Again, this might be due to the nature of the reconstruction, but the story really began to drag about halfway through. Somewhere around the fourth or fifth episode, I lost almost all interest. It didn’t help matters that the story could have easily ended with the fifth episode, but thanks to a few completely unnecessary plot devices, it continues for another hour.
In the end, it just went on too long and then, ironically, ended very abruptly. Seriously, the ending felt like it came out of nowhere. We got an extended swordfight scene, and then suddenly the gang was all aboard a fading TARDIS. Zai jian!

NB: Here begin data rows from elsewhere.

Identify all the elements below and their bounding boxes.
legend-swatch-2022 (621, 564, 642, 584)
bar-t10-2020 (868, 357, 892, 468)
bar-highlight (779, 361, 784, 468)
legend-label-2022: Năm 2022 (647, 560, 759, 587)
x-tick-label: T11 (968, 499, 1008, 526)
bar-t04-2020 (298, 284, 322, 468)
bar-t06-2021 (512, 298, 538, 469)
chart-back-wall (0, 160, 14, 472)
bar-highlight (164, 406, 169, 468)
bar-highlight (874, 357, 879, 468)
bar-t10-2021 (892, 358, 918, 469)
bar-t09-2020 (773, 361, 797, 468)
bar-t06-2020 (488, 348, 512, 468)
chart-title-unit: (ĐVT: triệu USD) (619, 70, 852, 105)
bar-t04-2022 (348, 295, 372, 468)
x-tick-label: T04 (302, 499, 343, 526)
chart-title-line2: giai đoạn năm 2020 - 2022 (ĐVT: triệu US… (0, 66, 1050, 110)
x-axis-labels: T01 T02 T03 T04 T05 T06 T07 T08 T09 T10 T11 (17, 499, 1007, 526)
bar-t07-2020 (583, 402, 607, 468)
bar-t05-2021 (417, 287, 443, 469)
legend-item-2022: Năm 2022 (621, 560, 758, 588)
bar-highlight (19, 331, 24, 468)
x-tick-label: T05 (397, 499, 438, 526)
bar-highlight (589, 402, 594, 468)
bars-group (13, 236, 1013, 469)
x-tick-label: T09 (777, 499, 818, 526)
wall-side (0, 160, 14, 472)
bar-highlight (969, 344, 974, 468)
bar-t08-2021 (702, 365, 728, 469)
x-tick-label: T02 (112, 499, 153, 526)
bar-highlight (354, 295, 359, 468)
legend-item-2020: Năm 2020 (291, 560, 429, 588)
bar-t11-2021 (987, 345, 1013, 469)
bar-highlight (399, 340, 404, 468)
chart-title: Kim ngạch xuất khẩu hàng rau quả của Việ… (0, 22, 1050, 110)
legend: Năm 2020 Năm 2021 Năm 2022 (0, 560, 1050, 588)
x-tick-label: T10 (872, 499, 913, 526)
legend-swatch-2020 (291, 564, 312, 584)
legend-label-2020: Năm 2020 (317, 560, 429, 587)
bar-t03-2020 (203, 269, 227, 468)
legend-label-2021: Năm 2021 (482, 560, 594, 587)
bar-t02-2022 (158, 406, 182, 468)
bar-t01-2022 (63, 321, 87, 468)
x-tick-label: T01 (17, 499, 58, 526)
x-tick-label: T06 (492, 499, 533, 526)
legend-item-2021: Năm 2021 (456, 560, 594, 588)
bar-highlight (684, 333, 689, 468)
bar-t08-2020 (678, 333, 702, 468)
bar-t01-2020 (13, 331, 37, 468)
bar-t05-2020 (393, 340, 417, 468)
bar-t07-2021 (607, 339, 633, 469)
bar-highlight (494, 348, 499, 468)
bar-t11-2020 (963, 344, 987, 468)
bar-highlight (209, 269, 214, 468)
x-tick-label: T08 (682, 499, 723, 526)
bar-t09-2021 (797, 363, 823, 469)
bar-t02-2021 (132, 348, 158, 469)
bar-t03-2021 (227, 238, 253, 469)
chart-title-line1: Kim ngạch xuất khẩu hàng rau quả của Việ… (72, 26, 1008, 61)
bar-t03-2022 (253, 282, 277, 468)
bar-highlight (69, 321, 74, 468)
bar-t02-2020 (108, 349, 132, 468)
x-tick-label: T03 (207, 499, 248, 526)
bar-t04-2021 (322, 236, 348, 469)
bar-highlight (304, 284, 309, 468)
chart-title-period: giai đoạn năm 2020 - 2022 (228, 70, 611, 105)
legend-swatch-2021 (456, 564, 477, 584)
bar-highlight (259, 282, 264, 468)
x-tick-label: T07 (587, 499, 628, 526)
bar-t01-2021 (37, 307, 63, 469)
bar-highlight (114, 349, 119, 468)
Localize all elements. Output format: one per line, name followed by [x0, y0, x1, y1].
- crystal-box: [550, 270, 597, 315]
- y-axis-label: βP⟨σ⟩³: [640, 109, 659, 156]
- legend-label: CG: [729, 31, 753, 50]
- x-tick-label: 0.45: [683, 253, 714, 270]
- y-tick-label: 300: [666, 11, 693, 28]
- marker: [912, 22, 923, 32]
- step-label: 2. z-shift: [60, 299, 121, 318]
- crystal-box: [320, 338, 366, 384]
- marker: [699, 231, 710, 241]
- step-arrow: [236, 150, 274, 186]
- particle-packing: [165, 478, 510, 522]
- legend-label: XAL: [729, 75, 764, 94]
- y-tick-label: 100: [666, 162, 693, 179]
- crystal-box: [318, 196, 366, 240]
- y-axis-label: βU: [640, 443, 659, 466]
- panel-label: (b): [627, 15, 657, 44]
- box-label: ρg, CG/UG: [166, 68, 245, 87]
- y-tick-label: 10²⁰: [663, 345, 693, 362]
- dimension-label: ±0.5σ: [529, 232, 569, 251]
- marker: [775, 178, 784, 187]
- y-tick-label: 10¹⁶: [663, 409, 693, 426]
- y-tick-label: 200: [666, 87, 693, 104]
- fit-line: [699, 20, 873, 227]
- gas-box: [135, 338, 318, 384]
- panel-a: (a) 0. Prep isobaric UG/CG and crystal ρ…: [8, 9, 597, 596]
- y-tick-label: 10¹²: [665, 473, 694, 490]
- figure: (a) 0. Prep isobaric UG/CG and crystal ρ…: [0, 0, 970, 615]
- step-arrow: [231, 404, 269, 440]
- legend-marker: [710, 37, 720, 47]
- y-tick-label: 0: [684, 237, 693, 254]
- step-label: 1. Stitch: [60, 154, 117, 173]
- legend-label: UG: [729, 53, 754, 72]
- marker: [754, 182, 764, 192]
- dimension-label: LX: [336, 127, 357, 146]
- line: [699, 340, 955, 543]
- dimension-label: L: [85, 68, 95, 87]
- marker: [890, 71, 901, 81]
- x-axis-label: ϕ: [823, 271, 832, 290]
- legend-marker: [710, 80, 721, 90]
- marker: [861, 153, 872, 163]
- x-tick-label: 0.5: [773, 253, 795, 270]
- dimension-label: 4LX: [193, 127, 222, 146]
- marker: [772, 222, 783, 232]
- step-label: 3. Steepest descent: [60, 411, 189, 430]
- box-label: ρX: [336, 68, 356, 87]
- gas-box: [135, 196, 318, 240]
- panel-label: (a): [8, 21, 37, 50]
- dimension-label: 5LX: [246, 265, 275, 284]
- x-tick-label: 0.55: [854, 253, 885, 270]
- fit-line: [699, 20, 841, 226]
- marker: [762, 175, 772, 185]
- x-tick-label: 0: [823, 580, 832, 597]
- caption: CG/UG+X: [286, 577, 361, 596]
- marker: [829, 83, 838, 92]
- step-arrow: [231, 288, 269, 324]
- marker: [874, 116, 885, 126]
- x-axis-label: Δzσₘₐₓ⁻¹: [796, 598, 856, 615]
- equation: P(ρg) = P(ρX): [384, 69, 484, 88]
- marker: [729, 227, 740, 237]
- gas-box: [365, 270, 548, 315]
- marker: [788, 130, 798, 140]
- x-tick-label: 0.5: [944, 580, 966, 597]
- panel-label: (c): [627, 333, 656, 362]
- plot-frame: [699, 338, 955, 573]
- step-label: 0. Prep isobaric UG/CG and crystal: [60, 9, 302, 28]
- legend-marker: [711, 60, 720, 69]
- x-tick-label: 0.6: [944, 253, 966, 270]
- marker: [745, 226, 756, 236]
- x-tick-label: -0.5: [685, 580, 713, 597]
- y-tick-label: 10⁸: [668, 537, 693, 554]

Despite my complaints, “Marco Polo” gives me hope. I’m thrilled to enter unwatched territory and truly experience Classic Who for the first time. Our characters are slowly getting fleshed out and coming into their own, and I know that there will be several more historical stories to come. I’m excited for them.
Bring it on!
The verdict is in: “Marco Polo” is a charming story, warts and all, to both fans of the classic series and those more acquainted with the newer series. In this episode we’re shown the beginning of what will become a trend in the classic series, episodes set in the past without any alien or supernatural presence. Just people, doing what people do, with our protagonists getting caught in the middle. In a way I (Mark) miss those episodes. It was a simpler time, when budget issues were solved by borrowing sets from the other period dramas rather than heavy use of CGI. From here we move back into the future with “The Keys of Marinus,” a story that still exists.
In the meantime, if any of you (or your older relatives) were fans of the classic series, double-check your attics. If you happen to have a recording of Marco Polo, the fandom will be forever in your debt.